Ag markets are starting the week on a poor note
Favorable weather is once again depressing the crop markets. Grain, soy and cotton futures ended last week poorly as forecasts for favorable spring weather weighed on prices. It seems as if little changed over the weekend, since futures continued sliding Sunday night. Traders reportedly expect this afternoon’s Crop Progress report to indicate the U.S. corn crop has essentially been planted and is in good shape. July corn slid 4.0 cents to $4.6175/bushel to start the week, while December lost 3.5 cents to $4.54.
The soy complex is also suffering the Monday morning blues. Talk that current U.S. weather is enabling farmers to get soybeans planted in a very timely manner seemed to drag CBOT soy prices downward as well. Traders also cited plentiful supplies of South American beans as weighing on old crop beans. Bulls weren’t helped by the latest Asian news either, since declining palm oil prices are undercutting soyoil prices once again. July soybeans slumped 5.0 cents to $14.8825/bushel soon after sunrise Monday, while July soyoil dipped 0.07 cents to 38.43 cents/pound, and July soymeal sank $1.9 to $498.3/ton.

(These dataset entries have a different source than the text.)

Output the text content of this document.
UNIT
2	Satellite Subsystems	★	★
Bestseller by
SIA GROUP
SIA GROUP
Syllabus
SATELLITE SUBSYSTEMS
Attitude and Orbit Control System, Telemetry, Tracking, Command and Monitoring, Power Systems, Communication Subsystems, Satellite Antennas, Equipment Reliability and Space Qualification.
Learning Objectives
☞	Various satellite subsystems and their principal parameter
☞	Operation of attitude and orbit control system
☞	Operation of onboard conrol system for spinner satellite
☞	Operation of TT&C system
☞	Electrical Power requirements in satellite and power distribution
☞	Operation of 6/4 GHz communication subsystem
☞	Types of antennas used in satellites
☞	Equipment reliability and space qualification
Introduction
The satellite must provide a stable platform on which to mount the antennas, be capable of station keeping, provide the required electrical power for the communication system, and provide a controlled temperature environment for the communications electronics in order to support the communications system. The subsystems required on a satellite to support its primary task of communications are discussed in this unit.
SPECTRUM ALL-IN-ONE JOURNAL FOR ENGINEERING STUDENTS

Weather and export news seemed to weigh on wheat futures Sunday night. Wire service reports indicated drier weekend weather had allowed new crop spring-wheat plantings to accelerate. Meanwhile, others reports highlighted the lack of competitiveness of American wheat at this point, due largely to the fact that the U.S. is one of the few regions where conditions are less than ideal. July CBOT wheat futures fell 6.5 cents to $6.2075/bushel early Monday morning, while July KCBT wheat tumbled 9.0 cents to $7.14 and July MWE futures dropped 7.5 cents to $6.99.
Profit-taking seemed to hit cattle futures last Friday. News that cash cattle were holding up surprisingly well sparked a big midweek bounce at the CME. Sustained wholesale strength was also encouraging. However, Thursday’s late beef losses seemed to trigger bullish profit-taking before the weekend. June cattle sagged 0.22 cents to 137.80 cents/pound at their Friday settlement, while December stumbled 0.32 cents to 145.72. Meanwhile, lower feed costs boosted feeders. August feeder cattle stabilized at 197.05 cents/pound, and October rose 0.02 to 198.42.
CME hogs ended last week on a poor note. Hog futures closed rather weakly Thursday in response to big pork losses and mixed cash quotes. Country price looked weak Friday morning, whereas pork cutout rose modestly. But the 2014 contracts closed poorly, possibly due to suspicions that the widely anticipated seasonal rally won’t happen quickly. June hog futures dove 0.95 cents to 113.35 cents/pound as the week’s trading ended Friday, but December inched up 0.15 to 94.80.
Cotton futures are starting the week steady to lower. There was a dearth of cotton news over the weekend. That left the expiring July future virtually unchanged, whereas talk of much improved Texas moisture was apparently depressing new-crop prices. July cotton bounced 0.13 cents to 86.40 cents/pound in early Monday action, while December cotton stumbled 0.20 to 77.27.